Tuesday, December 27, 2005

What Runs on St. Charles

Lately, in an effort to get some sort of normalcy back into my life, I’ve been running again, using the old route, up St. Charles towards Audubon Park across from Tulane and Loyola and then back. The first thing I learned was that along with everything else, Katrina has taken whatever modicum of physical fitness I had been able to achieve. I guess no exercise during 5 weeks of evacuating will do that. However, when not gasping for air, stumbling in pain, and wanting to die, I have been watching the changes on one of New Orleans’ main thoroughfares over the past three months.

(Has it really been that long? I still feel like life is frozen at the beginning of the school year and here it is the end of the non-existent semester. Einstein was more right than he knew.)

When I first went running back in October sometime, the stench was pretty pervasive, even Uptown. The French Quarter stank of the raw sewage we were dumping in the Mississippi, and the flooded places reeked of mold and death, but even Uptown smelled of rot, mostly from the duck-taped refrigerators lining the streets, including St. Charles. Even though I ran on the neutral ground (median to you non-New Orleanian uncouth masses) and the refrigerators squatted and leaned on the curbs, I would still get whacked with the smell as I passed. It was always present, but when I approached a group of dead Sub-Zeroes it would suddenly become overwhelming and I would have to hold my breath until I got by.

Most of the mansions, huge old Southern homes of columns and tall windows, that line St. Charles had plywood over all their windows, and I had to jump over tons of dead branches, downed power lines, and broken poles. The huge oaks didn’t provide the shade they usually did, stripped and broken as they were. The police had taped off several spots, so I had to run off the neutral ground and into the street. No problem, though, because there were very few cars around. Mostly I saw Humvees, camouflaged green at first, then more and more tan ones as people and equipment came back from Iraq. I waved at all of them, and they all waved back.

By Thanksgiving, the smell was mostly gone, as were most of the refrigerators. The majority of the plywood was gone, too, telling the story of who had returned and who had not. I still had to avoid tree limbs and power lines, though I pretty much ran through the taped-off spots, going over or around the fallen and forgotten tape. A lot more cars zipped up and down St. Charles, many with out-of-state plates and not much regard for speed limits or understanding of how to negotiate a 4-way stop intersection (still common here in the city of little electricity and few working stoplights). We had all mostly stopped waving at the National Guard. A FEMA/Red Cross station had opened up in the Jewish Community Center, and I wiggled through the cars and trucks that constantly crowded onto the neutral ground there. The streetcar tracks, unused since Aug. 28, had disappeared under dirt, grass, and overgrowth.
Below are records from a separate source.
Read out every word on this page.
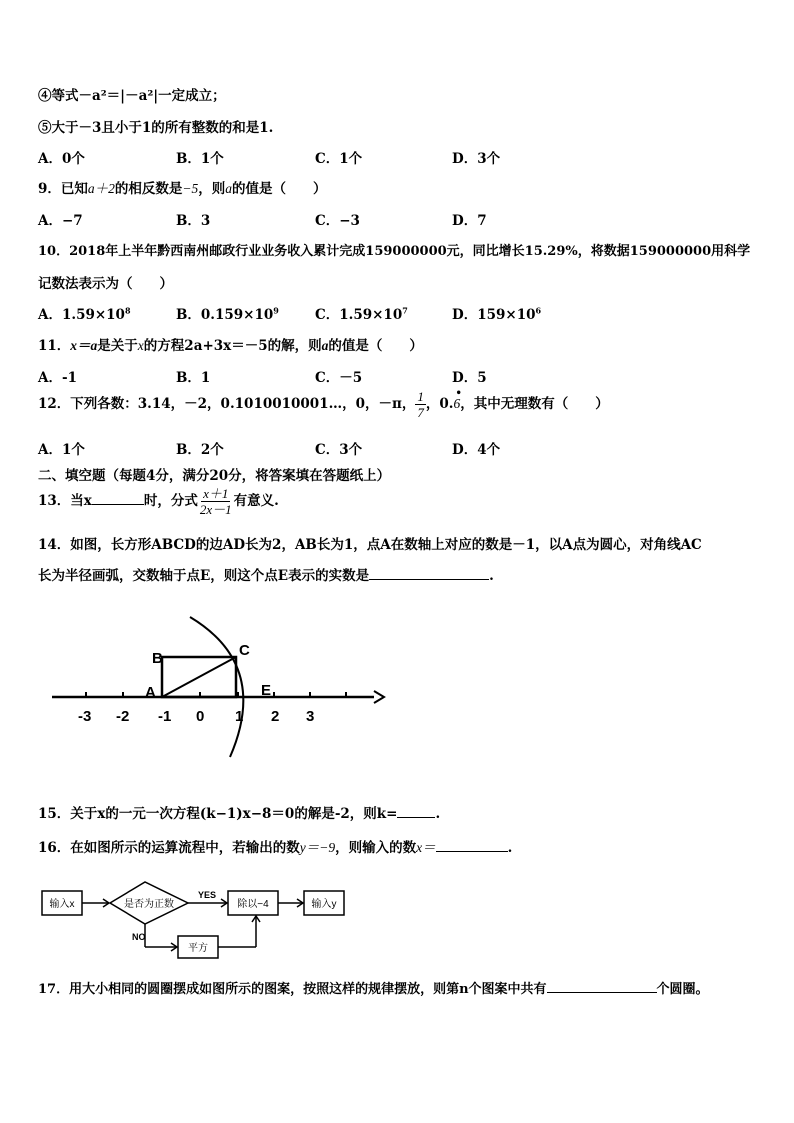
④等式－a²＝|－a²|一定成立；
⑤大于－3且小于1的所有整数的和是1.
A．0个	B．1个	C．1个	D．3个
9．已知a＋2的相反数是−5，则a的值是（　　）
A．−7	B．3	C．−3	D．7
10．2018年上半年黔西南州邮政行业业务收入累计完成159000000元，同比增长15.29%，将数据159000000用科学
记数法表示为（　　）
A．$1.59\times 10^8$	B．$0.159\times 10^9$	C．$1.59\times 10^7$	D．$159\times 10^6$
11．x＝a是关于x的方程2a+3x＝－5的解，则a的值是（　　）
A．-1	B．1	C．－5	D．5
12．下列各数：3.14，－2，0.1010010001…，0，－π， $\frac{1}{7}$ ，0.
•
6，其中无理数有（　　）
A．1个	B．2个	C．3个	D．4个
二、填空题（每题4分，满分20分，将答案填在答题纸上）
13．当x	时，分式 $\frac{x+1}{2x-1}$ 有意义.
14．如图，长方形ABCD的边AD长为2，AB长为1，点A在数轴上对应的数是－1，以A点为圆心，对角线AC
长为半径画弧，交数轴于点E，则这个点E表示的实数是	.
A
B	C
E
-3 -2 -1 0 1 2 3
15．关于x的一元一次方程(k−1)x−8＝0的解是-2，则k=	.
16．在如图所示的运算流程中，若输出的数y＝−9，则输入的数x＝	.
输入x	是否为正数
YES
除以−4	输入y
NO
平方
17．用大小相同的圆圈摆成如图所示的图案，按照这样的规律摆放，则第n个图案中共有	个圆圈。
These days my biggest obstacles are the deep divots and mounds of mud left by the heavy trucks driving and parking on the neutral ground, providing runners with a path that couldn’t be better designed to twist an ankle. They’re mostly repair trucks, though plenty a Hummer or SUV driver has decided that staying on roads is a law that doesn’t apply to him in Post-K N.O. The only limbs I have to jump over or run around are the ones cut down by repair crews and I haven’t smelled rot in quite a while. Of course, St. Charles didn’t flood and marks the border of what I think of as the operating corridor of New Orleans these days – the swath of town between St. Charles and the river that is the only part of town really up and running.

The streetcar tracks remain overgrown, so much in some sports that if I didn’t know where they were, I wouldn’t be able find them. Streetcars have started running limited service on the Canal and Riverside lines already, but transit officials say they won’t be rolling past the mansions and under the oaks of Uptown for at least a year. Until then, I’ll keep running along, watching the plywood come down and the trash get hauled off as the city comes back to life, inch by slow, painful inch.